O padre Aderso Alves dos Santos, sacerdote da Arquidiocese de Palmas, tem chamado atenção nas redes sociais pelo jeito bem-humorado, pelas danças e pela forma descontraída de se comunicar com os fiéis. Conhecido por muitos seguidores como “padre bonitão”, ele soma mais de 34 mil seguidores e costuma iniciar os vídeos com a expressão “maravilha, maravilha”, que se tornou uma marca registrada de suas publicações.
Apesar da repercussão dos vídeos leves e divertidos, o sacerdote afirma que sua rotina vai muito além das redes sociais. Padre Aderso atua como vigário da Paróquia Nossa Senhora das Mercês, em Palmas, e também desenvolve trabalho de assistência religiosa como capelão hospitalar, acompanhando pacientes e famílias em momentos de dor, fragilidade e despedida.

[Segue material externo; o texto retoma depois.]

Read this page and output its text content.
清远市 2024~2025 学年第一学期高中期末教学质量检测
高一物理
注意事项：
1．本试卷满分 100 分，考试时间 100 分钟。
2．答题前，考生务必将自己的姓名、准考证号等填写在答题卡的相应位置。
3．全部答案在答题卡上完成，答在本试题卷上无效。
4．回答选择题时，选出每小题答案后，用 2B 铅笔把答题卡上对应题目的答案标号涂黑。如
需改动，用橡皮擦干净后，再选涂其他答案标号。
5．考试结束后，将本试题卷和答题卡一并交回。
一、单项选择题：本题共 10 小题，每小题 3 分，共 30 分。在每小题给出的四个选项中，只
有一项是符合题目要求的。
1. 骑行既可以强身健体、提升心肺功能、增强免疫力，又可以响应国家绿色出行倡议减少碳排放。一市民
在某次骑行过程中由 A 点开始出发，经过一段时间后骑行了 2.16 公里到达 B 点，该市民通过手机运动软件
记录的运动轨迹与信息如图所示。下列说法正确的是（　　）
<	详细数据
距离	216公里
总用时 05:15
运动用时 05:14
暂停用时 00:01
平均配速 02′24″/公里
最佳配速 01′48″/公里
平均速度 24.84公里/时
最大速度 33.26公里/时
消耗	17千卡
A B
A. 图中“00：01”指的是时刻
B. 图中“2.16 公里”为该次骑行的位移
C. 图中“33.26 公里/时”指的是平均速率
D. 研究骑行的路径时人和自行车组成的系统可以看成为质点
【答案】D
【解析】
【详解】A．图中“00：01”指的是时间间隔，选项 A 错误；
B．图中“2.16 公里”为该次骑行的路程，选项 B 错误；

Segundo ele, o bom humor e a dança são formas de aproximar as pessoas da Igreja. Em entrevista ao g1 Tocantins, o padre afirmou que a descontração pode ajudar fiéis afastados a retomarem o vínculo com a fé. “Se o padre tá dançando comigo, eu posso estar rezando com ele na igreja”, declarou.
Padre Aderso contou que a relação com a dança começou ainda no ambiente familiar e antes mesmo do sacerdócio. Ele afirmou que chegou a atuar como professor de dança, experiência que, segundo o sacerdote, contribuiu para sua maneira espontânea de lidar com o público.
Nas redes sociais, os vídeos mostram o padre dançando, brincando com os seguidores e transmitindo mensagens de acolhimento. Para ele, esse tipo de comunicação humaniza a figura do sacerdote e facilita o diálogo com pessoas que, muitas vezes, enxergam a Igreja de forma distante.
“As pessoas olham pra gente não como um artista, não como um bagunceiro, mas como um ser humano. Antes de ser padre eu sou ser humano, sou homem, sou filho de um homem e de uma mulher”, disse.
O sacerdote também avalia que o comportamento descontraído pode despertar curiosidade e simpatia em pessoas que não frequentam a igreja. “A pessoa pensa: ‘o padre brinca, o padre também é do forró, por que não ele ser meu amigo? Por que não eu ir para a igreja que ele celebra a missa?’”, afirmou.
Além das atividades pastorais, Aderso Alves dos Santos é presidente e fundador do Instituto Quemdiria, organização social que realiza ações de distribuição de cestas básicas e verduras para famílias em situação de vulnerabilidade.
A face alegre das redes, no entanto, convive com uma rotina pesada. Como capelão hospitalar em Palmas, o padre acompanha pacientes em estado grave, incluindo pessoas com câncer em fase terminal. Segundo ele, muitas vezes o trabalho exige presença, escuta, oração e acolhimento em momentos extremos.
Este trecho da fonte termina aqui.